In the new research published in Nature Communications it was found that older people who consistently reported sleeping six hours or less on an average week night from their fifties and sixties onwards were about 30 per cent more likely to develop dementia three decades later than people who regularly got seven hours’ sleep.

A previous study involving 2610 participants, published in February, found dementia was double among those who reported getting less than five hours’ sleep compared with those who got a regular seven to eight hours a night. These researchers from Brigham and Women’s Hospital in Boston, Massachusetts, also suggested that, among participants with an average age of 76 years, routinely taking 30 minutes or longer to fall asleep was associated with a 45 per cent greater risk of dementia. There is, undoubtedly, a link between sleep and brain health.

“Alzheimer’s disease is characterised by clumps of the proteins amyloid beta and tau in the brain and deep sleep helps to wash these nasties away,” Stanley says. “If you are getting less sleep as you age, there’s a chance that you are not getting rid of them in the same way.”

Yet the links between dementia and sleep — or lack of it — are not clear cut. Sabia says “we cannot confirm that not sleeping enough actually increases the risk of dementia” and Stanley says it’s a “chicken and egg situation in which poor sleep patterns might be an early sign of Alzheimer’s, but not the cause”.

You are going through the menopause and not sleeping — what should you do?

Hormones often get blamed for sleep disruption among menopausal and postmenopausal women and a study published in the Journal of Menopausal Medicine reported the common complaints to be trouble falling asleep, frequent awakening and waking up too early.

“Usually, the actual cause of disturbed sleep during the menopause is not hormones directly, but temperature fluctuations which can be hormonally influenced but exacerbated by other factors,” Stanley says.
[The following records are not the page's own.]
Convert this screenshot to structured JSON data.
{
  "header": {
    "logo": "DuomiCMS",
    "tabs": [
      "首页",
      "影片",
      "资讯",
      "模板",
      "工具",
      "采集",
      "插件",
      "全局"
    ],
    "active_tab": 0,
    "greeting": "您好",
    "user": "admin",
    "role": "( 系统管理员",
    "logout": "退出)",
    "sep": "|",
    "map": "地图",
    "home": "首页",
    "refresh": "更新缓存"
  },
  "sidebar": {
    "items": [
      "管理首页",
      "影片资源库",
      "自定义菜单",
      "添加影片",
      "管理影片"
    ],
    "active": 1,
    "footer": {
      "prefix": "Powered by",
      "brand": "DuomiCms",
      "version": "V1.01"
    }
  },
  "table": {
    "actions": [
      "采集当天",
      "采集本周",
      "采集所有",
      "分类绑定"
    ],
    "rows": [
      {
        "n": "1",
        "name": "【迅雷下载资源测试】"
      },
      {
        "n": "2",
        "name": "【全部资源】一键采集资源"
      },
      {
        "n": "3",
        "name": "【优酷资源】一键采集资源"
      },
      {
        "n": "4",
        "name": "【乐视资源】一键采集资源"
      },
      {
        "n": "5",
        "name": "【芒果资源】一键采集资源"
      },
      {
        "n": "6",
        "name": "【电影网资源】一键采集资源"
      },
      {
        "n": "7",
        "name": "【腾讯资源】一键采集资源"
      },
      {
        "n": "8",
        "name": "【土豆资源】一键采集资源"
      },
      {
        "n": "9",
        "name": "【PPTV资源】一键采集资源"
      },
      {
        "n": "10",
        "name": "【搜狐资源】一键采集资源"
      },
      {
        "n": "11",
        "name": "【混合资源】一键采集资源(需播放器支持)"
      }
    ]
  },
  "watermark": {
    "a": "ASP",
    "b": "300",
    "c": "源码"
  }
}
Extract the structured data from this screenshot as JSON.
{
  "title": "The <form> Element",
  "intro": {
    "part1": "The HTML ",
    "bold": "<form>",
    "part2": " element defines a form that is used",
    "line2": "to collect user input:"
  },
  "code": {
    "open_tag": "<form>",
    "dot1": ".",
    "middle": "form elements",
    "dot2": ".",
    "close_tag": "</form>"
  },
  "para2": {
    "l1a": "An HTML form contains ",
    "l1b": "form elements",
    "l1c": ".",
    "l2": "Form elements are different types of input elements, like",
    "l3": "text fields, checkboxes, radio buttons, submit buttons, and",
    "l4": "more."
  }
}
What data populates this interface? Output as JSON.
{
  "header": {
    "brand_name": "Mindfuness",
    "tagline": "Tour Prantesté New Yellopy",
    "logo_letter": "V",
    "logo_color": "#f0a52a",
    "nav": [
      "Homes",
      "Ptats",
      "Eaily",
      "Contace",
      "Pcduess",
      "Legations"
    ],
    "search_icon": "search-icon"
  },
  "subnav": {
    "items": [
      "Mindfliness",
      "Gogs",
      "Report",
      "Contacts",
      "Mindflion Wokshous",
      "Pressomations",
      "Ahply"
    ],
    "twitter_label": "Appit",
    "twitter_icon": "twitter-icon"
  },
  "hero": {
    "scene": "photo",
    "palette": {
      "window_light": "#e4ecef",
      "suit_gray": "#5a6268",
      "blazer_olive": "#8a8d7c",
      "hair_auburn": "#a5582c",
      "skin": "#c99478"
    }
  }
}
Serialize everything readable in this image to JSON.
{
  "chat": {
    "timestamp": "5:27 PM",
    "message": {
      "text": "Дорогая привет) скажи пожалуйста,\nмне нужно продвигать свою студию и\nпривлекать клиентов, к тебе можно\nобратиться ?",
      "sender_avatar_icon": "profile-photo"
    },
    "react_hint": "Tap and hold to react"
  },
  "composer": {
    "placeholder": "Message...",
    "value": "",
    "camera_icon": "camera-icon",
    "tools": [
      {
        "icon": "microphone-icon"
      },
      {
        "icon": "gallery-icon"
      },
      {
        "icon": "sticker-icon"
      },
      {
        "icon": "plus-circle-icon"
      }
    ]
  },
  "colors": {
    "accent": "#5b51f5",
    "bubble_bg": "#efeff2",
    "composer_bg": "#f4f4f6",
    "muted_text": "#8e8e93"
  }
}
At night our bodies want and need to lose heat to sleep and our body temperature drops by about 1C as we drop off.

“Anything that further increases your body temperature is not at all helpful,” he says. “Don’t eat a big meal or drink alcohol too close to bedtime, don’t exercise too hard late at night, which raises your body temperature, and do open windows and install a fan in your bedroom to keep things cooler.”

Hormone replacement therapy, if considered appropriate by your GP, can help to relieve severe hot flushes, Stanley says.

 
 

You wake up far too early and feel tired as a result

Our tendency to prefer mornings to evenings or vice versa — to be a lark or an owl — is mostly genetically determined.

“Approximately one quarter of the population are strongly morning people, one quarter are strongly evening and the rest are somewhere in between,” Stanley says. “You can’t train yourself to become one or the other and owls who have to wake up earlier for work than they would prefer can experience the grogginess of sleep inertia that lasts for 15 minutes to a couple of hours.”

For larks and owls, however, consistently waking up way too early is associated with depression.

“Approximately 90 minutes before we wake up our bodies produce cortisol, the stress hormone, in preparation,” Stanley says. “And it does seem that this occurs earlier in people with depression, causing them to wake before they feel ready.”

If early waking persists for more than four weeks and is affecting your wellbeing, it is time to see your GP to treat the underlying cause.